The problems I decribed in the bug report occured tonight again several times. But there is nothing in the logs.
[12 Apr 2007 7:51] Sveta Smirnova
Please also provide your configuration files both for master and slave.

We have Bug #12691 which can be related too.
[12 Apr 2007 8:54] Thomas Boehme
For your information. My setup is a master-master-replication. Heartbeat provides a virtual IP on one systemen. All connections use this IP address and the HA-slave will never receive or serve data until there is a failover.

Here is my configuration.

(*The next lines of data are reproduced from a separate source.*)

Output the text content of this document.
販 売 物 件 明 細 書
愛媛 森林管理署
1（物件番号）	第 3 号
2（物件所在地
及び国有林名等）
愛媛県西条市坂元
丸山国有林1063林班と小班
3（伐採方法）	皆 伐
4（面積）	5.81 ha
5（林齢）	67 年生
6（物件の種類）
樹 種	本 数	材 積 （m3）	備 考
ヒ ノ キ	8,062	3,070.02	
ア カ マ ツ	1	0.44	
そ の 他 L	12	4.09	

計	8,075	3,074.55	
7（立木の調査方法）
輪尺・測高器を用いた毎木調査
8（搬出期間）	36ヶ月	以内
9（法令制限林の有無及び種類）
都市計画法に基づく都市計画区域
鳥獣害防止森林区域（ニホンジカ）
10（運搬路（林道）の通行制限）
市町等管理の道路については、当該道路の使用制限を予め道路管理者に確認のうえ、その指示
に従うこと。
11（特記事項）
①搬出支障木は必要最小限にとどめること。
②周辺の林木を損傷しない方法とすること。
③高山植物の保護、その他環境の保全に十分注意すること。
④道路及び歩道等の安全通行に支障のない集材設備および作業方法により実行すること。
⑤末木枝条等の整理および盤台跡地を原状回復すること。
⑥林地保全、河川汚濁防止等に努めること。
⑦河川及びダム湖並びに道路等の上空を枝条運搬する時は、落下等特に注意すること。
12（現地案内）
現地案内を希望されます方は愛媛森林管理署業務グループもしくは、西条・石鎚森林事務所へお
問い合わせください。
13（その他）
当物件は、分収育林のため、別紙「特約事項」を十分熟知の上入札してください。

After that comes a diff showing the configuration differences to the second system.

[mysqld_safe]
open-files-limit = 8192

[mysqld]
basedir         = /mysql/server/mysql
datadir         = /mysql/data
old-passwords
port            = 3306
socket          = /var/tmp/mysql/mysql.sock
skip-name-resolve
interactive_timeout = 3600
wait_timeout = 3600
back_log = 50
max_connections = 2000
max_connect_errors = 100000
table_cache = 2048
max_allowed_packet = 16M
binlog_cache_size = 16M
max_heap_table_size = 64M
sort_buffer_size = 16M
join_buffer_size = 16M
thread_cache = 8
thread_concurrency = 8
query_cache_size = 256M
query_cache_limit = 2M
ft_min_word_len = 4
memlock
default_table_type = INNODB
thread_stack = 192K
transaction_isolation = READ-COMMITTED
tmp_table_size = 64M
log_bin=mysql-bin
relay_log=mysql-relay-bin
log_warnings
log_slow_queries
long_query_time = 2
log_long_format
tmpdir = /var/tmp/mysql
server-id = 1
master-host = 172.18.2.31
master-user = repl
master-password = ###PASSWORD###
auto_increment_increment = 2
auto_increment_offset = 1
key_buffer_size = 64M
read_buffer_size = 4M
read_rnd_buffer_size = 16M
bulk_insert_buffer_size = 0
myisam_sort_buffer_size = 8M
myisam_max_sort_file_size = 10G
myisam_max_extra_sort_file_size = 10G
myisam_repair_threads = 1
myisam_recover
skip-bdb
innodb_additional_mem_pool_size = 16M
innodb_buffer_pool_size = 12G
innodb_data_file_path = ibdata1:25000M;ibdata2:25000M;ibdata3:25000M;ibdata4:25000M;ibdata5:25000M;ibdata6:25000M:autoextend
innodb_data_home_dir = /mysql/innodb
innodb_file_io_threads = 4
innodb_thread_concurrency = 16
innodb_flush_log_at_trx_commit = 0
innodb_fast_shutdown
innodb_log_buffer_size = 16M
innodb_log_file_size = 1024M
innodb_log_files_in_group = 2
innodb_log_group_home_dir=/mysql/innodb_logs
innodb_max_dirty_pages_pct = 90
innodb_lock_wait_timeout = 120

Here the diff:

oxford: diff /tmp/oxford.cnf /tmp/cambridge.cnf
217c217
< server-id = 1
---
> server-id = 2
257c257
< master-host = 172.18.2.31
---
> master-host = 172.18.2.30
288c288
< auto_increment_offset = 1
---
> auto_increment_offset = 2

I also checked #12691. I'm not sure whether it matches my report. I don't use something like "replicate-wild-ignore-table=mysql.%". The slave also doesn't stop replication due to some errors. There aren't any. Both server run fine.

Maybe it is possible that the jumpbacks in Exec_Master_Log_Pos are related to transaction BEGIN but we modify data only in auto_commit mode or using LOAD DATA INFILE.

Also the jumpbacks seems to take a real big step. The binlog file in my original bug report was about 384MB but the Exec_Master_Log_Pos jumped between byte position 6.458.522, then 384.626.508 and then back to the near beginning of file at byte position 6.388.035, which is even before the first one.
[9 Aug 2008 16:52] Sveta Smirnova
Thank you for the report.

You can experience same issue as bug #12691 or bug #31190  which were fixed in version 5.0.54. Please try current version 5.0.67 and inform us if bug still exists.
[9 Sep 2008 23:00] Bugs System
No feedback was provided for this bug for over a month, so it is
being suspended automatically. If you are able to provide the
information that was originally requested, please do so and change
the status of the bug back to "Open".